Cabin Fever Got You Hiding Under the Covers? Here’s How to Get Moving

Yep, it’s that deadly time of year, when we’re past the frenzy of the holidays, tired of the dreary winter weather and the slowdown can leave us feeling like the walls are closing in on us.

I’m very susceptible to catching cabin fever and I live in Southern California, so I know that sounds kind of wimpy, but it’s true. I can’t even begin to imagine what kind of a meltdown I’d experience if I resided on the East Coast during the winter.


The definition of Cabin Fever was first identified and recorded in 1918. It’s described as being a claustrophobic reaction to being isolated in a small space for an extended period of time. Some of you may recall the famous horror novel by Stephen King, The Shining, where the character Jack Torrance suffered from the malady of cabin fever. Okay, so that’s an extreme example, but you get the idea.

So if we’re aware this syndrome presents on an annual basis, it can help to prepare an arsenal of antidotes to fight back with and rise above the dark cloud known as cabin fever.

Get Up, Get Out, Get Moving

Okay, so I’m making this sound far too easy, but there’s some truth in this simple method. The worst thing you can do if you’re afflicted with cabin fever is to stay in your pajamas and scuff around in your slippers too long. Even if you have no formal plans or appointments for the day, make a pact with yourself to get out of bed by an appointed hour, shower and dress like you’re going somewhere. You’ll be surprised how much different it can make you feel if you just commit to doing this one simple thing.
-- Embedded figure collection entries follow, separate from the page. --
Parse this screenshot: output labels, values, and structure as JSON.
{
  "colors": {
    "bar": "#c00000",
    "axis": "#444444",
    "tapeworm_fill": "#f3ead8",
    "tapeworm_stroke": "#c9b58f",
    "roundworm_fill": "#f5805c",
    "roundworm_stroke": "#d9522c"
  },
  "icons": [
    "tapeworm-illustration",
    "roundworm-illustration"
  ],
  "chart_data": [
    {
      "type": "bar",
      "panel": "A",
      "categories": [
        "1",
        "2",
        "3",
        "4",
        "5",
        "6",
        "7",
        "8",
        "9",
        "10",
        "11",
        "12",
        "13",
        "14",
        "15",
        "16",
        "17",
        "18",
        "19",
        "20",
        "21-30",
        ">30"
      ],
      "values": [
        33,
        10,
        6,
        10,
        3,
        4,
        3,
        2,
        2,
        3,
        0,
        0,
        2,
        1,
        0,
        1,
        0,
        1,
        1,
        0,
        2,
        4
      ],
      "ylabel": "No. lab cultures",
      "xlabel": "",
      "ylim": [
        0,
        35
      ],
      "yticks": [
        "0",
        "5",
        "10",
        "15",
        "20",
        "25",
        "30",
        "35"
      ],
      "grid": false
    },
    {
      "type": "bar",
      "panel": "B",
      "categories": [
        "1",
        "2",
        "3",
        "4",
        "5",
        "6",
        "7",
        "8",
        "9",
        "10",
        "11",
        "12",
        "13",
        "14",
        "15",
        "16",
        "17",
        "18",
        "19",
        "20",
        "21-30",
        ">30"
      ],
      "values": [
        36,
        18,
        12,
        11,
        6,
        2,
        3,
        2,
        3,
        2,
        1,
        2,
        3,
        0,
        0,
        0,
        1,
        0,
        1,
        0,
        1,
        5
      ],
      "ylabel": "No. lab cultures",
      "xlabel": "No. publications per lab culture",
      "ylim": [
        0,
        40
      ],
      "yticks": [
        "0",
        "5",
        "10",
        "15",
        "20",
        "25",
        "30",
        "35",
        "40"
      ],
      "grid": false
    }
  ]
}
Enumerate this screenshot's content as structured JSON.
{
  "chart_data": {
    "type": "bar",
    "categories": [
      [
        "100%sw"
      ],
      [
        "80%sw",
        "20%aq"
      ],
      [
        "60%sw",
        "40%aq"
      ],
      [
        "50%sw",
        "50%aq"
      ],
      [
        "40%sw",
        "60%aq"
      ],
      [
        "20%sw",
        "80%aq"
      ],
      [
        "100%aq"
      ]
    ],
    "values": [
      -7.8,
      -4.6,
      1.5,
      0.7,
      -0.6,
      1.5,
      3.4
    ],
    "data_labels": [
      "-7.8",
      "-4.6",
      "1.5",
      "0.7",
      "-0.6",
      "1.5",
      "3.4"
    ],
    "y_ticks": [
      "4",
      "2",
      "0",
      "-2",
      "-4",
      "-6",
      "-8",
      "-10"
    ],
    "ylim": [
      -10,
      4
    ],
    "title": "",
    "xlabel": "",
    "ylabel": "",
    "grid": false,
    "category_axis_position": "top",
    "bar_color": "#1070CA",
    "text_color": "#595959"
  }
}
Get your Blood Flowing & your Endorphins Rushing

Hands down, exercise is one of the best known antidotes for cabin fever. Not only does it help benefit and strengthen your body, but it can also produce endorphins too, which have been proven to increase your mood, help diminish pain and decrease depression too. But winter weather can make it difficult to find the time or motivation for exercise. It gets dark earlier too, which makes it even harder to get inspired to get in some exercise.

It can help to enlist a buddy to exercise with or at least commit to checking in with each other to make sure you both exercise at least 3 times a week. It doesn’t need to be anything overly extensive, you can start out by first committing to 15 minute sessions of walking or using an exercise app at home and then work up to doing 30 minute sessions later.

Music Can Lift You Out of the Fog

You’re probably already familiar with creating playlists for working out, so why not build a couple playlists with your favorite upbeat songs that you know always put a smile on your face or lift your mood? The psychological benefits of music have been reported to contribute not only to your mental health, but also to your physical health, by improving your body’s immune system and lowering your stress levels.

I grew up in a house where my parents played music in our home all the time and that influence and appreciation for music has stayed with me forever. Make it a habit to listen to music whenever you can and play it in your home for your family too. They’ll learn to have an appreciation for music and imprinting it at an early age will last them for a lifetime.

Okay, so no excuses. Get out of those pajamas now and get moving!